Der Angeklagte hatte nach den Feststellungen des Gerichts den 51 Jahre alten Obdachlosen in einer Oktobernacht 2008 in der Nähe einer Gartenanlage auf der Straße getroffen und war mit ihm aus unbekannten Gründen in Streit geraten. Während der Auseinandersetzung habe der 22-Jährige etwa eine halbe Stunde auf sein wehrloses Opfer eingeschlagen und es gezwungen, sich auszuziehen. »Es machte ihm offenbar Spaß, den Obdachlosen zu schikanieren und zu demütigen«, fasste Vorsitzender Richter Hans Bachl die Motivation des Angeklagten zusammen. Spaziergänger entdeckten am nächsten Morgen den von Blut überströmte nackten Toten.

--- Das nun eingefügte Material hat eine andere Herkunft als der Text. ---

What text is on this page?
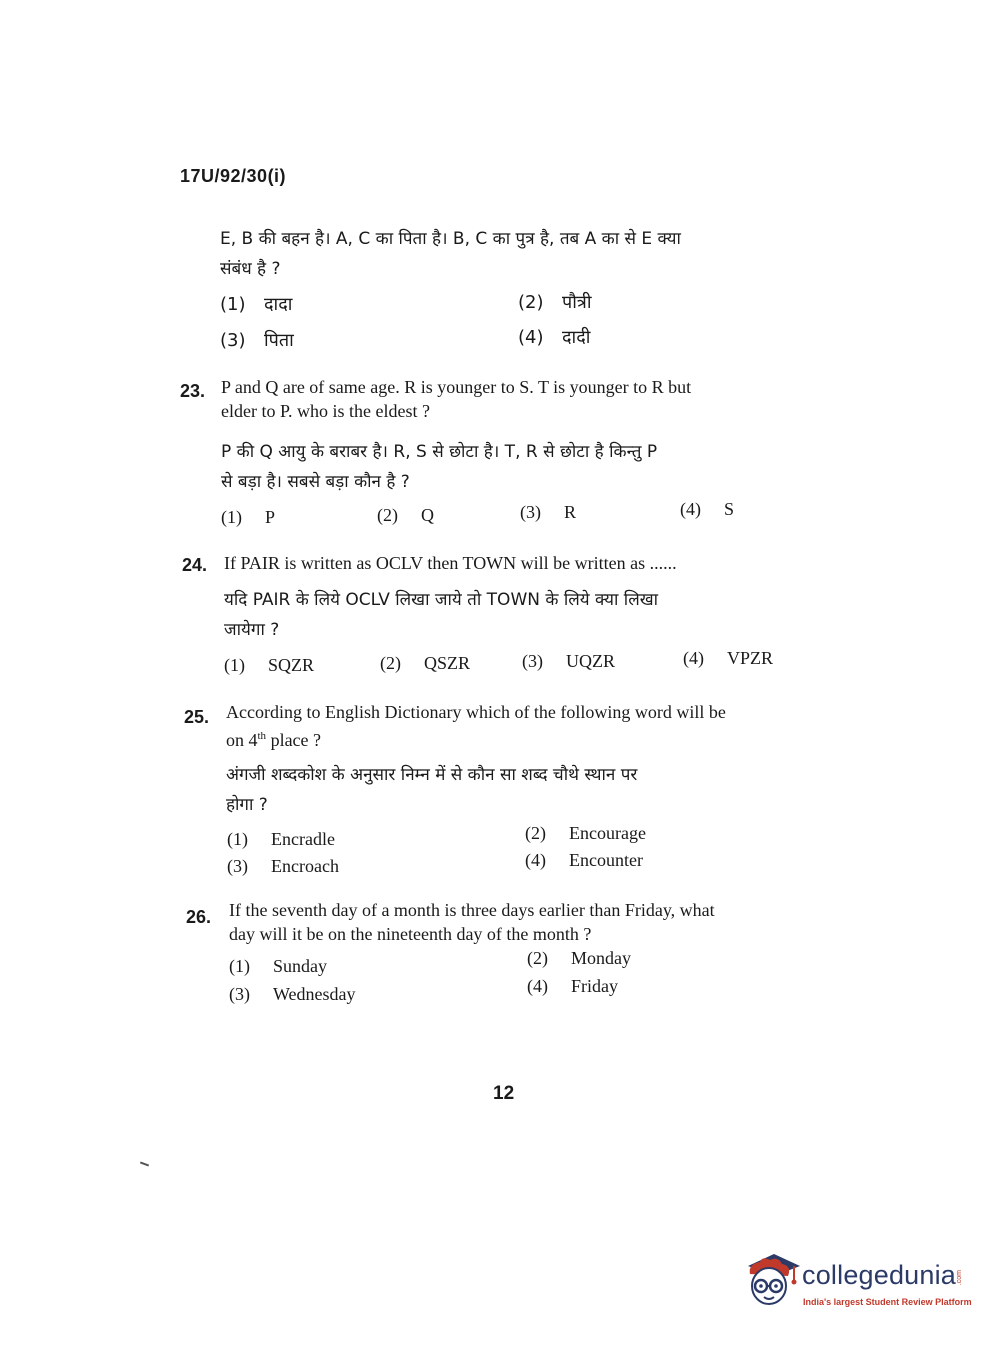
17U/92/30(i)
E, B की बहन है। A, C का पिता है। B, C का पुत्र है, तब A का से E क्या
संबंध है ?
(1) दादा	(2) पौत्री
(3) पिता	(4) दादी
23. P and Q are of same age. R is younger to S. T is younger to R but
elder to P. who is the eldest ?
P की Q आयु के बराबर है। R, S से छोटा है। T, R से छोटा है किन्तु P
से बड़ा है। सबसे बड़ा कौन है ?
(1) P	(2) Q	(3) R	(4) S
24. If PAIR is written as OCLV then TOWN will be written as ......
यदि PAIR के लिये OCLV लिखा जाये तो TOWN के लिये क्या लिखा
जायेगा ?
(1) SQZR	(2) QSZR	(3) UQZR	(4) VPZR
25. According to English Dictionary which of the following word will be
on 4th place ?
अंगजी शब्दकोश के अनुसार निम्न में से कौन सा शब्द चौथे स्थान पर
होगा ?
(1) Encradle	(2) Encourage
(3) Encroach	(4) Encounter
26. If the seventh day of a month is three days earlier than Friday, what
day will it be on the nineteenth day of the month ?
(1) Sunday	(2) Monday
(3) Wednesday	(4) Friday
12
collegedunia .com
India's largest Student Review Platform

Strafverschärfend wertete das Gericht die Brutalität, mit der der Angeklagte gegen sein Opfer vorgegangen sei. Die Staatsanwaltschaft hatte wegen versuchten Totschlags auf neun Jahre Haft plädiert, weil der Angeklagte sein Opfer hilflos zurückgelassen habe. Es sei nicht nachzuweisen, dass der Angeklagte mit dem Tod des Mannes gerechnet habe, als er ihn liegen ließ, argumentierte dagegen der Vorsitzende Richter.